The rescue operation expanded Thursday morning to follow currents farther north, Coast Guard spokesman James Harless said. The search, which has covered more than 2,500 square miles, now stretches from off Palm Beach County to just east of Cape Canaveral.

The search started around midday Wednesday when a boater first discovered survivors in the ocean and continued through the night, using helicopters, cutters, a jet and a handful of small boats. No new victims were found in the pre-dawn hours, Coast Guard Petty Officer Nick Ameen said.

“A lot of those people were out there treading water for a long time,” Ameen said. “Our main goal is everyone’s health right now and safety.”

Although the Coast Guard hadn’t figured out exactly how many people were aboard or how many might still be missing at sea, it appeared most of the passengers were from Haiti and the trip fit the profile of migrant smuggling.

“The boat was obviously overloaded,” Coast Guard Capt. James Fitton said. “It’s a tragedy that someone would be so callous with human life.”

Illegal migrants from Haiti are almost always deported, a sore point for Miami’s Haitian-American community because Cuban migrants who reach U.S. shores are allowed to stay under federal government policy. Cubans interdicted at sea are usually returned to the communist island.

The ship’s sinking came as Haitian-American leaders met in Washington on Wednesday to lobby for temporary protective status, or TPS, for those from the country who make it to the U.S.

It would be an emergency measure to keep people from being deported to their homeland while it recovers from a natural disaster or major political upheaval. It has been granted to countries including El Salvador and Nicaragua but never to Haiti.

Many stopped
Since October, the Coast Guard has stopped 1,377 Haitians from trying to get to the U.S., an increase from 972 during the same seven-month period last year. Four tropical storms and hurricanes battered the Western Hemisphere’s poorest country during last year’s harvest season, killing 793 people, crippling agriculture and causing $1 billion in damage to irrigation, bridges and roads.

In January, United Nations-sponsored groups said more aid was urgently needed to stave off famine in several areas of the country. For those familiar with the plight of Haitians, the escape attempt was no surprise.

“The economic conditions in Haiti are deplorable, and I don’t see them getting any better any time soon,” said Andy Gomez, a University of Miami expert on Caribbean migration. “And the Haitian-American community has developed a pretty good network here in the last five or 10 years, just as the Cuban-Americans have done, so there’s more of a reason to come.”

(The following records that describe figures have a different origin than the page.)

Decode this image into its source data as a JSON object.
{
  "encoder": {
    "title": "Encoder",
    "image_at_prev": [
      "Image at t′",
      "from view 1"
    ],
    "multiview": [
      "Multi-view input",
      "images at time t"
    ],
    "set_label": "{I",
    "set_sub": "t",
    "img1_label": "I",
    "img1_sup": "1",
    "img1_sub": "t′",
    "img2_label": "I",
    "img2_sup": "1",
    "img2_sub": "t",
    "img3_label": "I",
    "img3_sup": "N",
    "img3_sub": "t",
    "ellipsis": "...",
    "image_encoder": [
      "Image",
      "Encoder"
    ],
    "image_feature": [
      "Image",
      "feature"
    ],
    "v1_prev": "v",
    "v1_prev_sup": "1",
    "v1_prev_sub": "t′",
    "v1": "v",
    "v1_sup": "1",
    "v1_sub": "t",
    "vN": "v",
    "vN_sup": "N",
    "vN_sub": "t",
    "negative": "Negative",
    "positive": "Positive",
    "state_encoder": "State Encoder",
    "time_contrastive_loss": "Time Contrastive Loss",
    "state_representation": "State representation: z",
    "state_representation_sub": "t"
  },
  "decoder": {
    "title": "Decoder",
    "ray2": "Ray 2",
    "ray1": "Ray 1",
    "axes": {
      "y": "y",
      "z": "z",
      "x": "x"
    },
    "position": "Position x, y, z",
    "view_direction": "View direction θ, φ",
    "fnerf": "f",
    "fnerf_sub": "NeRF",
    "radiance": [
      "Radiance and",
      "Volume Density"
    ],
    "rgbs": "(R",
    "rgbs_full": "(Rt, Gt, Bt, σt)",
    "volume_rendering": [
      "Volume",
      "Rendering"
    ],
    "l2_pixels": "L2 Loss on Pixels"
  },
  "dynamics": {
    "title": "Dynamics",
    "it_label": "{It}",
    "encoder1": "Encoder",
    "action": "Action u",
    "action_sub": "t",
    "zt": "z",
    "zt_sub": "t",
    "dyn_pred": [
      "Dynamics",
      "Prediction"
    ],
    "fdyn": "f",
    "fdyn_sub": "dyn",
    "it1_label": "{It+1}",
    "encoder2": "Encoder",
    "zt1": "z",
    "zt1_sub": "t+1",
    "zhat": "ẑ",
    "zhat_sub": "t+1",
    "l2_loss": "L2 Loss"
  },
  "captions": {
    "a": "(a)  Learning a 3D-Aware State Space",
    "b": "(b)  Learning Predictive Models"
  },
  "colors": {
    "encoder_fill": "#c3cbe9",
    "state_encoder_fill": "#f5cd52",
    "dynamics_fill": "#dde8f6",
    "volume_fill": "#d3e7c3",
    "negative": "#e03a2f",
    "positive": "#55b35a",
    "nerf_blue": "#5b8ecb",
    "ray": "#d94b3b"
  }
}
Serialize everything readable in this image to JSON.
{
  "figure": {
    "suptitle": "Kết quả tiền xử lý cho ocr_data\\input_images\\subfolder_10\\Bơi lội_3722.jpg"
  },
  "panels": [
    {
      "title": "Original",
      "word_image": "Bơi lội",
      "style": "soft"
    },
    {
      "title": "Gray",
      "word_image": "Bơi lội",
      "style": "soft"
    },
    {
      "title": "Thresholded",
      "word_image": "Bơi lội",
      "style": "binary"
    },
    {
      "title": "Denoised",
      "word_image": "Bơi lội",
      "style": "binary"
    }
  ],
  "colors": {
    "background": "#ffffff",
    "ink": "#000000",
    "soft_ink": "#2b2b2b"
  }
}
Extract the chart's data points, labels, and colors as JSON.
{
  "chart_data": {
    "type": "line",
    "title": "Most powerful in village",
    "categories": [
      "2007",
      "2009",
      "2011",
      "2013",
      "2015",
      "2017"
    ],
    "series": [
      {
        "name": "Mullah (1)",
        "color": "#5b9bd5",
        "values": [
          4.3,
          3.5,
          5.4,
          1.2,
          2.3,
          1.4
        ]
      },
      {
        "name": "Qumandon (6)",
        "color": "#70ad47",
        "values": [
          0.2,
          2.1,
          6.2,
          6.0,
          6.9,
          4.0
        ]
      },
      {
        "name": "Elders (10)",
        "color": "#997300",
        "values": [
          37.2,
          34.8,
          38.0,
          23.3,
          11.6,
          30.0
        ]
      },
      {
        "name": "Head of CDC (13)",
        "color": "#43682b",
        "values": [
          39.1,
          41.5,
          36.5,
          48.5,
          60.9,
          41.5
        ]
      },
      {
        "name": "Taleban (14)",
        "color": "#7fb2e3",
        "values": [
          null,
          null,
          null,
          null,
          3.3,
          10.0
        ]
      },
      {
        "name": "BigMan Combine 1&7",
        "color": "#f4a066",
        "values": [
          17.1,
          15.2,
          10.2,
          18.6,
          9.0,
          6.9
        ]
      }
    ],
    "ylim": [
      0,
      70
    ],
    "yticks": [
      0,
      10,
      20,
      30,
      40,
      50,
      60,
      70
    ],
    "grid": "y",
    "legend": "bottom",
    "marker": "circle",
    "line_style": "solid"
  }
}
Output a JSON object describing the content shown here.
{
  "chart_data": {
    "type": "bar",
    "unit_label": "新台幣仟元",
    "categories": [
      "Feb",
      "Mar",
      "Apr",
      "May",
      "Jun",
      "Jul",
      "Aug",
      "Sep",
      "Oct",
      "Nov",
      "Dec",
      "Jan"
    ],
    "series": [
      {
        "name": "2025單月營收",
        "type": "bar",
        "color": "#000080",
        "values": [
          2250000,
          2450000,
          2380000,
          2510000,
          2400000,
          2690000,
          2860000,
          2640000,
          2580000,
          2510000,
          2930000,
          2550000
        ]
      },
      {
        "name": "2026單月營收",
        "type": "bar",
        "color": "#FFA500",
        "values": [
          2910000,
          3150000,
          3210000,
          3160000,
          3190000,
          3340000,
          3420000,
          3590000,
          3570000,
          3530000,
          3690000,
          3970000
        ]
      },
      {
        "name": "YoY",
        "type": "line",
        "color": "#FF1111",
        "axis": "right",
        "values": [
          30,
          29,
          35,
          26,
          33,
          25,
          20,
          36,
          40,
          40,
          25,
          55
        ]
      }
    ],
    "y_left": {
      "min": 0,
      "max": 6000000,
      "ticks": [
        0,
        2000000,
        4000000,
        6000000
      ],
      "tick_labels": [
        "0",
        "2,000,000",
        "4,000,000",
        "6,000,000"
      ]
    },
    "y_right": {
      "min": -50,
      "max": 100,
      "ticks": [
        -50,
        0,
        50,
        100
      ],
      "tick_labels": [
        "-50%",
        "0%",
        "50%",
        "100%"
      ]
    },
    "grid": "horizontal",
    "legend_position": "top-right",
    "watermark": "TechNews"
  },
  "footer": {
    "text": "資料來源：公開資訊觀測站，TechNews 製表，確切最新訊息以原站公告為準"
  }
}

The boat apparently left Bimini in the Bahamas on Tuesday night and was believed to have capsized or collided with something at about 2 a.m. Wednesday, the Coast Guard said. Many Caribbean migrants who try to reach the U.S. arrange trips leaving from the Bahamas.

Officials didn’t learn about the accident until another boater who spotted swimmers called more than 10 hours later about 15 miles off the shore of Boynton Beach, around 60 miles north of Miami. Water temperatures by the afternoon were in the high 70s.

The boat has not been found, and rescuers believed it sank because it hasn’t been spotted from the air. Besides children, women also were aboard, including a pregnant woman.

Several of the bodies recovered were taken from Coast Guard boats onto land in Riviera Beach, where dozens of emergency vehicles were waiting. Three of the survivors were taken to hospitals. The Palm Beach Post reported that one woman was in critical condition, but the Coast Guard said all the rescued people were expected to survive.

Tony Mead, operations manager at the Palm Beach County Medical Examiner’s office, said autopsies were under way Thursday morning and would likely be completed by the end of the day.